Here’s what likely happened. As Bruce Metzger suggests in his Textual Commentary on the New Testament, “Perhaps the change was intentional, seeing that the Greek form Neron Caesar written in Hebrew characters is equivalent to 666, while the Latin form Nero Caesar is equivalent to 616.” (The difference is the Hebrew letter Nun, which has a value of 50.) Whatever copyist first introduced the change was thinking of Nero’s name in Latin rather than Greek, and so wrote in 616.
We don’t know when this variant reading first appeared, but it was quite early, since Irenaeus discusses it in Against Heresies, which he wrote around AD 180. He notes that 666, not 616, is the number “found in all the most approved and ancient copies” of the book of Revelation, and that “those men who saw John face to face” attest to it. So 616 was recognized early on as a change. But that’s the whole point: it’s a change that was made so early it was likely introduced by someone who knew what Revelation wanted to say and who was trying to get the numbers to add up.
The change in the text was copied into later manuscripts. The first written evidence we have of this reading is in an Egyptian papyrus fragment that dates to about AD 225-275. The reading 616 also appears in Codex Ephraemi Rescriptus, compiled about 200 years later, which is one of the four major uncial manuscripts that are key resources for New Testament textual criticism.
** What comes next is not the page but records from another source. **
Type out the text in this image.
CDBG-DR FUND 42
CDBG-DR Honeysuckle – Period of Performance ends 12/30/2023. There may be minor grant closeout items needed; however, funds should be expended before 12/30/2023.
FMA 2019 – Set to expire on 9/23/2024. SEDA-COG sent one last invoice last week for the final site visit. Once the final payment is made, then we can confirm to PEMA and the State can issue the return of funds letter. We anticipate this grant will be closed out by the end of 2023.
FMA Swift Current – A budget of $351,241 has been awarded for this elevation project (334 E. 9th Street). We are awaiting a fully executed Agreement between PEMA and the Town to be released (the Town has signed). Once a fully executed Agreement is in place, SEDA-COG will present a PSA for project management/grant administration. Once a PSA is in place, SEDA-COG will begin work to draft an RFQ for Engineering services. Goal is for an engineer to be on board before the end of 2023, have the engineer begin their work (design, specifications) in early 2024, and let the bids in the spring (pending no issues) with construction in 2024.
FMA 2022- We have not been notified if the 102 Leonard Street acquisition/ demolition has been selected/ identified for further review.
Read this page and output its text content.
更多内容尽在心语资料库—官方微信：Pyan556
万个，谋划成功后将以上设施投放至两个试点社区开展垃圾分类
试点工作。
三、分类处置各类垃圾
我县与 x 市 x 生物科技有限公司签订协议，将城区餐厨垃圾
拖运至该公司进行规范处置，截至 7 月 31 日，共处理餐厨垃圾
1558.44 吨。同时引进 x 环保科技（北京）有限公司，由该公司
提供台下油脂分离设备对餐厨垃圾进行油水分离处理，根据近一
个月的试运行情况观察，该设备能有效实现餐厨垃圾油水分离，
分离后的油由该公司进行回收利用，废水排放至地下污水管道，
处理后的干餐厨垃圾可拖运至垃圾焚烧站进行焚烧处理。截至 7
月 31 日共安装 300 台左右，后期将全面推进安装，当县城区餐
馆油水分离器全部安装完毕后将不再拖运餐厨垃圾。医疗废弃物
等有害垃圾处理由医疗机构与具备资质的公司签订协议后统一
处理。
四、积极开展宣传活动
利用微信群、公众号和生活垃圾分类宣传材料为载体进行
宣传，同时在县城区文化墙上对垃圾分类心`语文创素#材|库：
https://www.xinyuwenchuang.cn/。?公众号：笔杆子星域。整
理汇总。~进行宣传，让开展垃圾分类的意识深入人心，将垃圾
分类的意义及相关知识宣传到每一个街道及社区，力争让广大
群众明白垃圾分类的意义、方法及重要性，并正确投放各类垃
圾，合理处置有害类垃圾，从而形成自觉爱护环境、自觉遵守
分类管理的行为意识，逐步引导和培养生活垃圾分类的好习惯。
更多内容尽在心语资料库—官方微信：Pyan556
This variant reading provides a vital clue that the interpretation of 666 as gematria for Nero(n) Caesar is correct. The implications are, as I say in my Daniel-Revelation study guide, that the meaning of this number “has a unique solution based on the conventions of apocalypses and the facts of history. Its main purpose is to delegitimize Domitian’s claims to divinity and to strengthen followers of Jesus who are being pressured by the emperor cult.” The take-home message for us today is that we should be equally faithful in resisting anything that rivals our loyalty to Jesus. But “the number 666 isn’t a coded biblical prediction of some invisible, demonic means of social control in the end times.”